The prioritisation paradox
Here’s the tension I haven’t resolved: you genuinely can’t build for everyone. Resources are finite. The 80/20 rule exists because you have to make choices. Telling a team to “also prioritise the 20%” isn’t advice. It’s just adding requirements without adding capacity.
What I’ve seen work, sort of, is separating the prioritisation question into two tracks.
Track one: what do we build next for the core workflow? This is your normal backlog. High frequency wins. Standard prioritisation rules apply.
Track two: what would cause us to lose a deal, a renewal, or a regulatory certification? Different rubric entirely. You’re not measuring engagement. You’re measuring risk.
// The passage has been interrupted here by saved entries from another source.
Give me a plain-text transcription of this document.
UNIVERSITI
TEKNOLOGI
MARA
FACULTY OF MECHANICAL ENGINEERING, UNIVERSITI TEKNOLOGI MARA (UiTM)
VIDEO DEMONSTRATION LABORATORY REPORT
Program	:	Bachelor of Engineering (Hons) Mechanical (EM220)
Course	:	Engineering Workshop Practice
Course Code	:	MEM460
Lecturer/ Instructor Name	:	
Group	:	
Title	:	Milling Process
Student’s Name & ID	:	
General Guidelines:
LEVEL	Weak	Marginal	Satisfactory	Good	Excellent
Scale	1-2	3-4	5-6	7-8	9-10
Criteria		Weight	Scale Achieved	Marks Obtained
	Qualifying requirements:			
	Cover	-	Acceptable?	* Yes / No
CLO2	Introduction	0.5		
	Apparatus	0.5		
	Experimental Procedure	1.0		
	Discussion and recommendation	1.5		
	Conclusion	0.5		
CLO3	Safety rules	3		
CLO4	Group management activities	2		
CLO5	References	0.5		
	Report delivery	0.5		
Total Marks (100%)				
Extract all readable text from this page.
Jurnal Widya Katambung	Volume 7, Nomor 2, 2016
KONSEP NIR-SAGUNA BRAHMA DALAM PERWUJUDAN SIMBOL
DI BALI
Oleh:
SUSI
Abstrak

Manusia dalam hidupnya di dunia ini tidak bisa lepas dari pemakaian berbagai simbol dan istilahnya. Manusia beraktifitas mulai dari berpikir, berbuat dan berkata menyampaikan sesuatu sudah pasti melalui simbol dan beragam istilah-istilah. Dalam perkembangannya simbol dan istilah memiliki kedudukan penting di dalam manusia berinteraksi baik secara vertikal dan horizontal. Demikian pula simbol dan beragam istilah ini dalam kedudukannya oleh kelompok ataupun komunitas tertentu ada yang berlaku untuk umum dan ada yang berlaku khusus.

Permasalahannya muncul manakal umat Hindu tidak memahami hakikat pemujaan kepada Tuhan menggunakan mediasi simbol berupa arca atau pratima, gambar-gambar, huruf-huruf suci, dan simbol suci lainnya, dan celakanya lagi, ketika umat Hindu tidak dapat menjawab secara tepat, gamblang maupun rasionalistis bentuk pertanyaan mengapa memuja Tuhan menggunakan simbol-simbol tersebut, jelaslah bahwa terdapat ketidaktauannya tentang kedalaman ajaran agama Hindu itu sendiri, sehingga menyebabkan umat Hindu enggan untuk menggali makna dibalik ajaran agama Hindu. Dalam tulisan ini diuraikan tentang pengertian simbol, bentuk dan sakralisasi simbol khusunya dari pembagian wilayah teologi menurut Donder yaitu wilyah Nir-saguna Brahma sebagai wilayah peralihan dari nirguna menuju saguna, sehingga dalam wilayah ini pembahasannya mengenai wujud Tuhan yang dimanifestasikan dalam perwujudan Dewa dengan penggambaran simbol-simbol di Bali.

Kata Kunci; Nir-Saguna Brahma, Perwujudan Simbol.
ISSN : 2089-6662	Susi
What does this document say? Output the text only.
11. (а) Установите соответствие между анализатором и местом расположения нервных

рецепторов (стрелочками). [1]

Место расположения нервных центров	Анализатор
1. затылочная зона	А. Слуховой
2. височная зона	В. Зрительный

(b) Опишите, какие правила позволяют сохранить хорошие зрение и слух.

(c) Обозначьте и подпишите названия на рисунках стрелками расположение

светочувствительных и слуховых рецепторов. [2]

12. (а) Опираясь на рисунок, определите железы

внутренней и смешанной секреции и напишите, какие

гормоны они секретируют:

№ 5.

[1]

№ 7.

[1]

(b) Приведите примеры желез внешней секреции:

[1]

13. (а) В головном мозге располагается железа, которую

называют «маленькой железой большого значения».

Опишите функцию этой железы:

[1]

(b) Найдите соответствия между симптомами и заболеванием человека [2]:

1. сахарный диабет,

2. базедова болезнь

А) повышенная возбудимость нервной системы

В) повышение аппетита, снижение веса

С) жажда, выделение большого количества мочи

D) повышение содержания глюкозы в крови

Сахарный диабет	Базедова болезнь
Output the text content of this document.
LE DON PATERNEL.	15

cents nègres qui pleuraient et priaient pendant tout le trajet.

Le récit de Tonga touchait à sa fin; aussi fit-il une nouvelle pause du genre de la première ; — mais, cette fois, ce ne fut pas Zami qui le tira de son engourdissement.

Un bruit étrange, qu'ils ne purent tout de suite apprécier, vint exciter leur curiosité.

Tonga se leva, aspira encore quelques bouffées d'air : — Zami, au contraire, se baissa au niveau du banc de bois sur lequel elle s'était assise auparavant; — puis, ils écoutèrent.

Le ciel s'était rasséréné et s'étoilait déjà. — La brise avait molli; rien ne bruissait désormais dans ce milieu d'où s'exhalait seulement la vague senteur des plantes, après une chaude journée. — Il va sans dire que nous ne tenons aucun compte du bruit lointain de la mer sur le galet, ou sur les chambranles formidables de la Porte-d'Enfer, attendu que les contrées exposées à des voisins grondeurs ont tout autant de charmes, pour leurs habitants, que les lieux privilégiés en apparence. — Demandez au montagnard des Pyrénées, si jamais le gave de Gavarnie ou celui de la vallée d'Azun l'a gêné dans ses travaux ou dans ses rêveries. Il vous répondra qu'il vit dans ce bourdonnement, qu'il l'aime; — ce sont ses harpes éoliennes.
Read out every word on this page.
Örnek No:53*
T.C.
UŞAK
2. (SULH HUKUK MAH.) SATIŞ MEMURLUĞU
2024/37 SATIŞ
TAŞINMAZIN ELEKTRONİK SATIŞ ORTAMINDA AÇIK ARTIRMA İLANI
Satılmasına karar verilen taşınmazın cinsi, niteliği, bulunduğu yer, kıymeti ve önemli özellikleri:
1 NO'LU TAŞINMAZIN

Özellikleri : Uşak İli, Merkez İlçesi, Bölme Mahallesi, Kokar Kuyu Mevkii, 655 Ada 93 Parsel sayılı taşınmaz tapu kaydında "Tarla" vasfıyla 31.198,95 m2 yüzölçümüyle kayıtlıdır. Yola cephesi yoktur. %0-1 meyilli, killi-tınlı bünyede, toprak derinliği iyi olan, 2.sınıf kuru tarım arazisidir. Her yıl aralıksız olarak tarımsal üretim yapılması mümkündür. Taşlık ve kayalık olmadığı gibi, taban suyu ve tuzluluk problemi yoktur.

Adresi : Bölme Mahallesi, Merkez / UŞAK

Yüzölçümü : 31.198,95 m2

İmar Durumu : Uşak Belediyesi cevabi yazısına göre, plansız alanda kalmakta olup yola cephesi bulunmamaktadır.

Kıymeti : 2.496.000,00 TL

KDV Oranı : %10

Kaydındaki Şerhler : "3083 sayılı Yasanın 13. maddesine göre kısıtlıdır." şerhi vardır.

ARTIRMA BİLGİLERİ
The companies that handle this well tend to have someone, often a solutions engineer or enterprise PM, who owns track two explicitly. Not as an afterthought. As a defined responsibility with dedicated capacity.
The problem with “edge cases” is that we named them wrong. They’re not edges of your product. They’re edges of your visibility.
Slack does something interesting here. They have internal advocates specifically for accessibility and enterprise compliance. Not just as a checkbox, but as a weight in the prioritisation process. Someone whose job is to say “yes, only 4% of users need this, but those users include our largest accounts and we’re legally required to support them.”
That’s not elegant. It’s a workaround for a prioritisation framework that wasn’t designed for asymmetric value.
What this reveals
I think we’ve built an entire generation of product practices around consumer metrics. Monthly active users. Feature adoption curves. Engagement funnels. All of which made perfect sense when we were building consumer apps where value scaled linearly with usage.
Enterprise and platform products don’t work that way. Value is lumpy. Concentrated. Often inverse to visibility.
The 80/20 rule isn’t wrong. But it’s answering a question most of us aren’t actually asking. “What do most users do?” is not the same question as “what would make us lose our best customers?”
I’m still not sure how to fix this without creating parallel prioritisation systems that eventually conflict with each other. Maybe that’s fine. Maybe the conflict is the feature. It forces the conversation about what “value” actually means.
But I keep watching teams optimise for the users they can see while the ones they can’t see quietly decide their fate.